Prior to joining Gonzaga, I worked as a Project Scientist at the UC Davis Genome Center
in the Data and Knowledge Systems Lab and as a Postdoctoral Researcher at the San Diego Supercomputer Center
My research interests are broadly in the area of database technology (conceptual modeling, data discovery, data integration) and scientific data management (observation models and scientific workflows). I am currently involved in the following projects.
Observational Data Semantics
Scientists often rely on observational data (i.e., sets of raw or derived "observations" and "measurements") to carry out analyses. While observational data is largely stored in spreadsheets or simple relational structures, the discovery, interpretation, and integration of observational data often requires complex metadata (e.g., to capture contextual information, measurement scales, experimental methods, and so on). As part of the NSF-funded Semtools and SONet projects, I collaborate with members of NCEAS and researchers at UC Davis to develop ontology-based models for representing the semantics of observational data, approaches for semantically annotating observational data sets, and tools that leverage annotations and corresponding ontologies for improving discovery and integration of ecological data. Our goal is to develop approaches and technology that can help scientists to more easily describe, find, and reuse observational data.
Scientific Workflow Modeling and Design
As a contributor to the Kepler Scientific Workflow System my interests are in making scientific workflows easier to specify, re-purpose, and reuse for scientists and workflow engineers. My work in this area explores typing mechanisms for scientific workflows, methods for composing dataflow and control-flow constructs, and support for processing nested data (i.e., XML) within Kepler. This work is being carried out within the NSF sponsored Kepler/CORE, Processing PhyloData, and the UC Davis Accelerating Genome-Scale Biological Research informatics projects.

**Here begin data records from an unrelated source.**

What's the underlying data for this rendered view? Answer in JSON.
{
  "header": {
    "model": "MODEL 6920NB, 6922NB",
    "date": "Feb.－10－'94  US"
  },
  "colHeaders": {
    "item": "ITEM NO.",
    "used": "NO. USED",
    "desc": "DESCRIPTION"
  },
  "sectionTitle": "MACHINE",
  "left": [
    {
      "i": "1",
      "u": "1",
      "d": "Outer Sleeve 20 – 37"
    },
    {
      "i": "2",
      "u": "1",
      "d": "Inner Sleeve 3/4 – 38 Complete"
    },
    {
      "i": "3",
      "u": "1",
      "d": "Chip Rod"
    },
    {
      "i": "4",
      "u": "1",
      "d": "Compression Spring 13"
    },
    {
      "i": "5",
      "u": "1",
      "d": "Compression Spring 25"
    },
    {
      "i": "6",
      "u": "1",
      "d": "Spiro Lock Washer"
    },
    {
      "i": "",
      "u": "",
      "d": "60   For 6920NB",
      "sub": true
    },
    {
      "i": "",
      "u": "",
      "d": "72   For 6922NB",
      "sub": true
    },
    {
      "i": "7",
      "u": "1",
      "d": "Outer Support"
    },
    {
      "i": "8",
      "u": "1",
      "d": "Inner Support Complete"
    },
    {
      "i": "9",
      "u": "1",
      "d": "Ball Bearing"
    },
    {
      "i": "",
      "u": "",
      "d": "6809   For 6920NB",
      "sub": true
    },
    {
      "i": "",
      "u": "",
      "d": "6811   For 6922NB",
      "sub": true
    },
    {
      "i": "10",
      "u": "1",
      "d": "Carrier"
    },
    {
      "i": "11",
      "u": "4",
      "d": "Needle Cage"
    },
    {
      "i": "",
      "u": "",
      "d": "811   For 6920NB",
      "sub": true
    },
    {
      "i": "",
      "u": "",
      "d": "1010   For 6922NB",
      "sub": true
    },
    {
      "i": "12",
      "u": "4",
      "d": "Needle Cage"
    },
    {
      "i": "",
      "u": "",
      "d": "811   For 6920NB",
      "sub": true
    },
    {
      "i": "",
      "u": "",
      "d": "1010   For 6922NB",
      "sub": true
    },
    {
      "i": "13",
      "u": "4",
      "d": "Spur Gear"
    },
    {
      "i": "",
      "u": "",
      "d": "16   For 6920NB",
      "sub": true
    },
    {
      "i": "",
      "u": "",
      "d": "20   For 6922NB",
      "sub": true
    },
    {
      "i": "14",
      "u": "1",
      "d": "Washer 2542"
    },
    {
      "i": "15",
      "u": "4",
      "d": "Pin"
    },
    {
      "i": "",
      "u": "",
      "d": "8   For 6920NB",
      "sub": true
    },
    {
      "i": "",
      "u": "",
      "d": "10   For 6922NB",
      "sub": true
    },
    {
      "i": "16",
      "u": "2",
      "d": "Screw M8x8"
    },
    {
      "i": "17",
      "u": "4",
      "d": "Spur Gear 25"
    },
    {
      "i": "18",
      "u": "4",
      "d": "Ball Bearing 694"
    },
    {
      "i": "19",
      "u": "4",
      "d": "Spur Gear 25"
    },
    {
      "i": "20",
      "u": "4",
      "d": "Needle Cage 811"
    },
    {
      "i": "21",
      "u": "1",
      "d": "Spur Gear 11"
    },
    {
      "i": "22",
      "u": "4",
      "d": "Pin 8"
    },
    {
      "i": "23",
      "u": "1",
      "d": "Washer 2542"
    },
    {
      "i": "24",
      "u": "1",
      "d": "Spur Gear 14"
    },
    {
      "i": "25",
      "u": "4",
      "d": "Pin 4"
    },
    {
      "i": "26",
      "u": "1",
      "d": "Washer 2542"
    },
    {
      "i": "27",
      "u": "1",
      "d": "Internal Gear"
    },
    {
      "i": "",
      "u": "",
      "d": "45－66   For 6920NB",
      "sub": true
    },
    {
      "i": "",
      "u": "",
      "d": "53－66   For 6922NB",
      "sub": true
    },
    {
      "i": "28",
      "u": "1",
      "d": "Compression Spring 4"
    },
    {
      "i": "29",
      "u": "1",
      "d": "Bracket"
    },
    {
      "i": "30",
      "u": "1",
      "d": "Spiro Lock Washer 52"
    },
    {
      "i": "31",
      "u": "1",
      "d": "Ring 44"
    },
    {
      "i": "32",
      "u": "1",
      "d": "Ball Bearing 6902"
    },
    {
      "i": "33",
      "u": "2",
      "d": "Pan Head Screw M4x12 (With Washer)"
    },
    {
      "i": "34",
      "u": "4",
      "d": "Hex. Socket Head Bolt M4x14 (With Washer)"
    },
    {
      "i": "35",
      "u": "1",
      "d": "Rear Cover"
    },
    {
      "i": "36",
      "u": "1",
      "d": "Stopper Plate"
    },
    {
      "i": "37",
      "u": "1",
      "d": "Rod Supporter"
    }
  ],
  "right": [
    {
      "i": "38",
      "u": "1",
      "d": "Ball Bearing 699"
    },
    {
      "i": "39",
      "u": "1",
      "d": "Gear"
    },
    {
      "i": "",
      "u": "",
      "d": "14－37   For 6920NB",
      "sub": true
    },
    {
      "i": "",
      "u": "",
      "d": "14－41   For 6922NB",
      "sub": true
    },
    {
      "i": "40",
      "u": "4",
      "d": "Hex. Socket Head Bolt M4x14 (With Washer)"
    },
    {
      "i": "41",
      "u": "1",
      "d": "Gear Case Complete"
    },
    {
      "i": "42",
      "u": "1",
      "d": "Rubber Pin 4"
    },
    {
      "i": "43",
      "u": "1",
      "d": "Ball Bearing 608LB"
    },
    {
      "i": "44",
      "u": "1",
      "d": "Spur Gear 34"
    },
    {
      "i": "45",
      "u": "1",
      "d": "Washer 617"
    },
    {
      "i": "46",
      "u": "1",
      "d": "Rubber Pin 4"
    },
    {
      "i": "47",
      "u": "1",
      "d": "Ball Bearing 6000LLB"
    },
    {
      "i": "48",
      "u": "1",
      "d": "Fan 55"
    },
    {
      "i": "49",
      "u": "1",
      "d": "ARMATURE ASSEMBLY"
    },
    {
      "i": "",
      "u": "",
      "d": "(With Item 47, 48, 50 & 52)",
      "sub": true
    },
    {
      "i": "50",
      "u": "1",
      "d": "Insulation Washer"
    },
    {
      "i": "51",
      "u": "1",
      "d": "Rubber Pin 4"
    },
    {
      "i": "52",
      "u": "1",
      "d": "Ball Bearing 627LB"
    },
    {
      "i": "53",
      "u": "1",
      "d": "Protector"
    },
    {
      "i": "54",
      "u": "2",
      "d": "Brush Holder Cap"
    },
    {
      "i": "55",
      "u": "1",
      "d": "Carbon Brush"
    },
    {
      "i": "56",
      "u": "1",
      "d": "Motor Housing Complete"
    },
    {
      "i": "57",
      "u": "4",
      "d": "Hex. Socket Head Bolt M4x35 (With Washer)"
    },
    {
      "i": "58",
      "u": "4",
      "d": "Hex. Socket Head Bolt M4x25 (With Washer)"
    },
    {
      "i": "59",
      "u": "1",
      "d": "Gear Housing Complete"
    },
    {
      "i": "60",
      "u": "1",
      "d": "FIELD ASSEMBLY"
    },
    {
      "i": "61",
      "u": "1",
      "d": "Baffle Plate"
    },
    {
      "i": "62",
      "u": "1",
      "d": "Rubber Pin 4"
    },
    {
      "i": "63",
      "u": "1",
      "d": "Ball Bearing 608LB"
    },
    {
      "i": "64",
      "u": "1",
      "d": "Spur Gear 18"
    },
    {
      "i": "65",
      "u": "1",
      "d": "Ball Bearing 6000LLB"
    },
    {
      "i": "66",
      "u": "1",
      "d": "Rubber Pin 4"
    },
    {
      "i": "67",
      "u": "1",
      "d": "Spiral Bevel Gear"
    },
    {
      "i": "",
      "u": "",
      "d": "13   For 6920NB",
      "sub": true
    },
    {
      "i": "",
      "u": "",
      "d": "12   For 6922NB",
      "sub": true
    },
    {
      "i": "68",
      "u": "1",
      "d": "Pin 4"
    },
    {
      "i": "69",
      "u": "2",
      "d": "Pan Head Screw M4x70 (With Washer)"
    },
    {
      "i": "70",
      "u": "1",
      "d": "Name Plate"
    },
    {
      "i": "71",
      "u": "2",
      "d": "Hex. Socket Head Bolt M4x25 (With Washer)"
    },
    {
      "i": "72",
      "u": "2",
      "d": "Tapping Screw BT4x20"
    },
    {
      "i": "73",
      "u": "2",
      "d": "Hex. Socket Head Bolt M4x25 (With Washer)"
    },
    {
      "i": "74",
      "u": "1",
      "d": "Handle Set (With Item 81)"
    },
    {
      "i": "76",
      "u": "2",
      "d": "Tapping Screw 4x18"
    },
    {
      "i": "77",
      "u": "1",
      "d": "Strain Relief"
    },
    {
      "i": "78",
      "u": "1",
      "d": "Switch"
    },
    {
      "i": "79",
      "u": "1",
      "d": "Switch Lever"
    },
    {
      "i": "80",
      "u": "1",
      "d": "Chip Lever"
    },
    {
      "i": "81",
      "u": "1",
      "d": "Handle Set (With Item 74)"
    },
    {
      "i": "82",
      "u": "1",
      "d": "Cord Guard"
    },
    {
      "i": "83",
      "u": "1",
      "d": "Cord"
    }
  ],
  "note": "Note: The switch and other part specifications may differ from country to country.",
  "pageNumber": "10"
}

Scientific Workflow Provenance
An advantage of scientific workflow systems over traditional scripting approaches is their ability to automatically record data and process dependencies introduced during a workflow run. With colleagues at UC Davis we are developing approaches to efficiently store, query, and visualize the provenance of workflow runs. Our work largely focuses on capturing and storing explicit data dependencies for general classes of workflow models, including those that work over structured (i.e., XML) data. This work has produced a new Query Language for Provenance (QLP) and corresponding storage and evaluation techniques for processing QLP queries.